Orkun İLGEN, Simge Tezel YOZGAT, Gokhan ARAS, Sibel Ejder TEKGÜNDÜZ, Nazım Ozan ÇELEBİOĞLU, Berrin Göktuğ KADIOĞLU
Journal of Basic and Clinical Health Sciences - 2026;10(2):276-285
Purpose: The prognostic value of systemic inflammatory markers in ovarian cancer is contradictory. This study aimed to compare the performance of monocyte-lymphocyte ratio (MLR) in predicting advanced stage disease and peritoneal metastasis with neutrophil-lymphocyte (NLR) and platelet-lymphocyte ratio (PLR) in treatment-naive serous ovarian cancer. Material and Methods: NLR, PLR, and MLR were calculated from preoperative blood samples of 63 treatment-naive ovarian cancer patients (58 serous, 92.1%) who underwent primary debulking surgery. FIGO 2021 staging criteria were used. Mann-Whitney U and Kruskal-Wallis tests (with Bonferroni correction) were used for intergroup comparisons; multivariate logistic regression analysis was applied to determine independent predictors. The discriminative performance of MLR was evaluated using ROC analysis. Results: 92.1% of the cohort had serous histology, and 61.9% had advanced-stage disease (FIGO stages III-IV). In multivariate analysis (adjusted for age and menopause), only MLR was found to be independently associated with advanced-stage disease (p=0.021). NLR and PLR showed no significance. MLR was also associated with peritoneal metastasis (p=0.017) and intestinal infiltration (p=0.019).
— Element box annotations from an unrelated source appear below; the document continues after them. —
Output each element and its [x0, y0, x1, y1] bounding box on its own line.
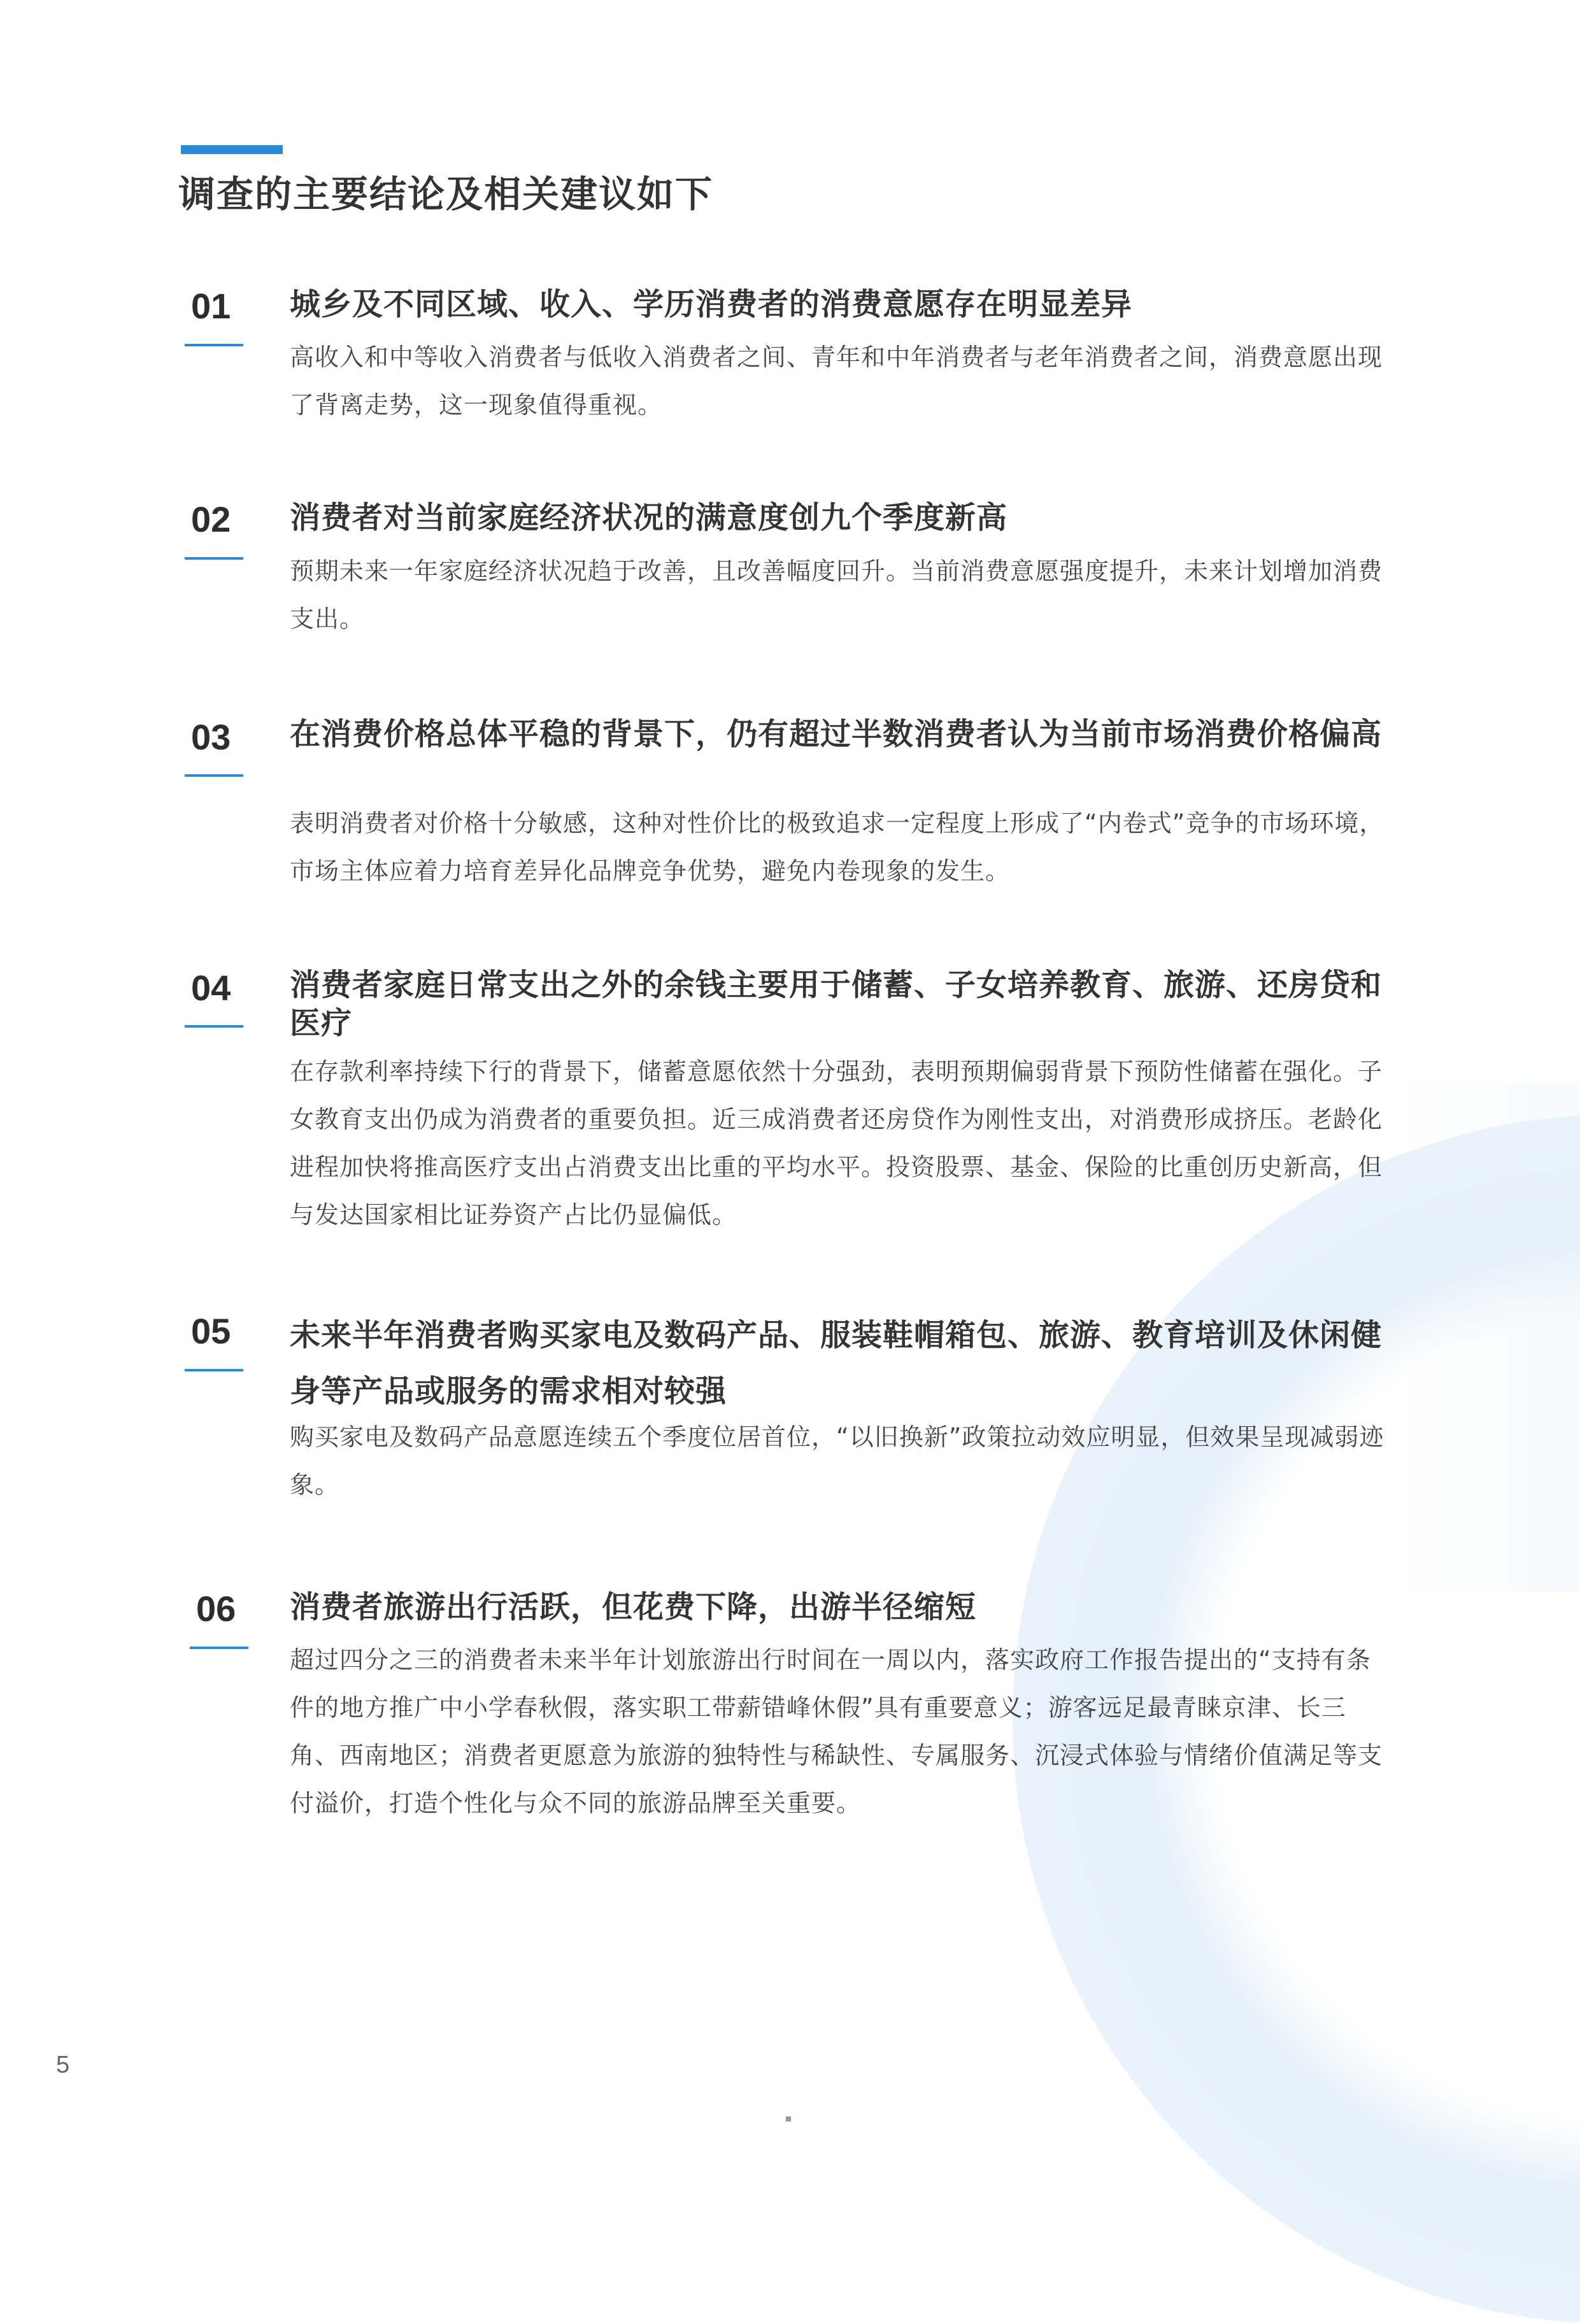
- finding-body: 在存款利率持续下行的背景下，储蓄意愿依然十分强劲，表明预期偏弱背景下预防性储蓄在强化。子女教育支出仍成为消费者的重要负担。近三成消费者还房贷作为刚性支出，对消费形成挤压。老龄化进程加快将推高医疗支出占消费支出比重的平均水平。投资股票、基金、保险的比重创历史新高，但与发达国家相比证券资产占比仍显偏低。: [290, 1058, 1383, 1229]
- title-accent-bar: [181, 145, 283, 154]
- finding-number-underline: [185, 557, 243, 560]
- finding-title: 消费者家庭日常支出之外的余钱主要用于储蓄、子女培养教育、旅游、还房贷和医疗: [290, 967, 1383, 1041]
- finding-number: 03: [191, 717, 231, 757]
- finding-body: 高收入和中等收入消费者与低收入消费者之间、青年和中年消费者与老年消费者之间，消费意愿出现了背离走势，这一现象值得重视。: [290, 343, 1383, 419]
- finding-number-underline: [185, 1369, 243, 1371]
- bottom-marker: [786, 2116, 791, 2122]
- finding-number-underline: [185, 1025, 243, 1028]
- background-fade-decoration: [1401, 1082, 1580, 1592]
- finding-number: 04: [191, 968, 231, 1008]
- finding-title: 消费者对当前家庭经济状况的满意度创九个季度新高: [290, 500, 1008, 535]
- finding-body: 表明消费者对价格十分敏感，这种对性价比的极致追求一定程度上形成了“内卷式”竞争的市场环境，市场主体应着力培育差异化品牌竞争优势，避免内卷现象的发生。: [290, 809, 1384, 885]
- finding-number-underline: [190, 1647, 248, 1649]
- finding-body: 超过四分之三的消费者未来半年计划旅游出行时间在一周以内，落实政府工作报告提出的“支持有条件的地方推广中小学春秋假，落实职工带薪错峰休假”具有重要意义；游客远足最青睐京津、长三角、西南地区；消费者更愿意为旅游的独特性与稀缺性、专属服务、沉浸式体验与情绪价值满足等支付溢价，打造个性化与众不同的旅游品牌至关重要。: [290, 1646, 1383, 1817]
- finding-title: 在消费价格总体平稳的背景下，仍有超过半数消费者认为当前市场消费价格偏高: [290, 716, 1383, 752]
- finding-number: 05: [191, 1311, 231, 1351]
- page-number: 5: [56, 2051, 70, 2078]
- finding-body: 购买家电及数码产品意愿连续五个季度位居首位，“以旧换新”政策拉动效应明显，但效果呈现减弱迹象。: [290, 1423, 1384, 1499]
- finding-number-underline: [185, 344, 243, 346]
- finding-title: 消费者旅游出行活跃，但花费下降，出游半径缩短: [290, 1589, 977, 1625]
- finding-title: 未来半年消费者购买家电及数码产品、服装鞋帽箱包、旅游、教育培训及休闲健身等产品或服务的需求相对较强: [290, 1317, 1383, 1409]
- finding-body: 预期未来一年家庭经济状况趋于改善，且改善幅度回升。当前消费意愿强度提升，未来计划增加消费支出。: [290, 557, 1383, 633]
- page-title: 调查的主要结论及相关建议如下: [178, 173, 714, 216]
- finding-title: 城乡及不同区域、收入、学历消费者的消费意愿存在明显差异: [290, 287, 1133, 322]
- finding-number: 06: [196, 1589, 236, 1629]
- finding-number-underline: [185, 774, 243, 777]
- finding-number: 02: [191, 499, 231, 539]
- finding-number: 01: [191, 286, 231, 326]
In ROC analysis, the optimal cut-off value was determined as 0.30 (sensitivity 48.7%, specificity 91.7%). Conclusion: In treatment-naive serous ovarian cancer, MLR demonstrated superior performance compared to NLR and PLR in predicting advanced disease and peritoneal metastasis (adjusted OR: 4.25; AUC: 0.706). This finding supports the clinical significance of the monocyte-macrophage axis in serous ovarian cancer with predominantly transcoelomic spread.